NMU paid over $330,000 for their recent annual electric bill, roughly $84,000 more than last year, as a result of an energy rate increase put in place by the Marquette Board of Light and Power (BLP) in October 2016.
The rise in utility costs at the university reflects an energy rate increase of 30 percent that BLP has set for all its customers. The increase was implemented to pay off a $65 million project BLP is undergoing to build a Marquette Energy Center. The center will use natural gas generators to provide a more efficient energy source to BLP customers. The generators will burn natural gas as primary fuel and switch over to fuel oil when necessary, according to the BLP website.
The rate hike went into effect on Oct. 1 and has increased the average residential customer’s monthly bill from approximately $58 to $76. For NMU, the electric bill from last month depicts a 34.14 percent increase. The increase for BLP customers for electricity per kilowatt hour will be in effect for the entire year. The increased rate amount is applied to the energy consumption customers typically use within a month on their utility bill.
“Our consumption was less but our bill was more,” said Kathy Richards, associate vice president of engineering and planning facilities.
Facility improvement measures started in 2010 when NMU first became concerned with consumption of electricity, gas and water. Starting with the Jacobetti Complex and the University Center, by 2015, NMU had completed performance contracting for 12 campus buildings to conserve on utilities.
This initiative helped reduce the overall electric consumption by 15 percent at NMU, Richards said.
“If we hadn’t done that, we would be spending $750,000 more a year,” she added.
Looking ahead, Richards said NMU is always looking at ways to improve their systems that help to reduce consumption. However, it requires up-front dollars most of the time to make improvements, so simply being mindful of electric consumption can go a long way.
“Right now we’re not producing any of our own electricity but what we can do in the future is to be conscious of our electric consumption and take efforts to reduce how much we are using,” Richards said.
Ultimately, the higher utility costs were not a result of NMU’s consumption but rather the rate increase that was set by BLP.
“But, everybody on campus can help to reduce the impact of the rate increase by being conscientious about how much we’re using electricity and only using it as necessary and using it efficiently,” Richards said.

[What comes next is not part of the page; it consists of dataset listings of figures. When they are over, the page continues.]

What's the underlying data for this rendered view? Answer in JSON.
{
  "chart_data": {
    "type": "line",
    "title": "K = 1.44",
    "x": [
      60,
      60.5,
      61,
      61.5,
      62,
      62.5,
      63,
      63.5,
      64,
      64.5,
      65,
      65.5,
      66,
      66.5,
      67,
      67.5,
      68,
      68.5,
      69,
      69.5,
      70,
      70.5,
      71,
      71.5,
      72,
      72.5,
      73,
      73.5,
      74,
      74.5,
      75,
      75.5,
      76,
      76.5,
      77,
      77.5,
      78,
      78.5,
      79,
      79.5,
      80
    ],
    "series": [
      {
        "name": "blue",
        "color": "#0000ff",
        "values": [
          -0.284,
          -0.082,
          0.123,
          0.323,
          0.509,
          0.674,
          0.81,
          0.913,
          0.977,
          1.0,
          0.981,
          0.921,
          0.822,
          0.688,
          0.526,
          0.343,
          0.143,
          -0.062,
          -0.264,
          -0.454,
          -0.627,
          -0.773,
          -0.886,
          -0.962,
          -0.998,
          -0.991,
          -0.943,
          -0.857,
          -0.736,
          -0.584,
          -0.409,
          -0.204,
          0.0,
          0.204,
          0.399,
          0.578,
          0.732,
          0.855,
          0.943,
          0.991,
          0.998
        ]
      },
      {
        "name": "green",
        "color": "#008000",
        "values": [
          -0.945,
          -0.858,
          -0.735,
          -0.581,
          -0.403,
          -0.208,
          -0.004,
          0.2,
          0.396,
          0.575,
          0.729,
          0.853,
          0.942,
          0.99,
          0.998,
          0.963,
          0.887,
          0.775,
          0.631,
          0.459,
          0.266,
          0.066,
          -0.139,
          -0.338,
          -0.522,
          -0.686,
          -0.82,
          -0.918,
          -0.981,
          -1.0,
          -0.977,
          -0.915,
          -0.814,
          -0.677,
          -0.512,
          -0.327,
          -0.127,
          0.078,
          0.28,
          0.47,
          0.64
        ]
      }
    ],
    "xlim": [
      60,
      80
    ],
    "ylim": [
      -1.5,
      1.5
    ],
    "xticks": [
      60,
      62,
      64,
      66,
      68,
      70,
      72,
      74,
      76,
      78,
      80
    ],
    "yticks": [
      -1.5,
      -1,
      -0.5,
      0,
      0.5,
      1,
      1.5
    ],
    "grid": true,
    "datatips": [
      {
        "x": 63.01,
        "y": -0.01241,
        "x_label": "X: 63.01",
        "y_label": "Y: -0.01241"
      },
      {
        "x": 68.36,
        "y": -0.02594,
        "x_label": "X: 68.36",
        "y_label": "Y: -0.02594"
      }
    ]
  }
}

Consolidating the use of electrical appliances in offices or dorms on campus will help to keep electric costs low, she added. Richards encourages staff and campus residents to unplug appliances that use electricity without being turned on over Thanksgiving break.
“Moving forward, what we pay will depend on what the [BLP] rate increases and so far they haven’t said what next year’s rate adjustment will be yet,” Richards said.
David Lynch, assistant director of utility operations at BLP said the rates are permanent at this point until the next cost-of-service study is approved through the city commission. He said BLP was in need to add a new generators due to transmission constraints that came from using diesel as a primary source for delivering electricity.
“We looked to construct a facility to meet our needs and our customers’ needs,” Lynch said. “The estimates for that drove the need for the increase to pay for the asset.”
Lynch said the intent is to run the new generators solely on natural gas because it’s a “much cleaner” energy source with less emission than diesel fuel. He said due to the area, however, with Marquette located at the end of a natural gas pipeline, BLP opted for dual-fuel engines on the generators that can switch between natural gas and diesel if for any reason the generators malfunction.
The Marquette Energy Center is expected to be completed and fully operational by June 1, 2017.
Lynch said the rate increase has greatly helped BLP with the advancement of the project.
“It’s enabled us to proceed with construction, which will provide customers with an asset for 50 years while substantially reducing emissions,” he said.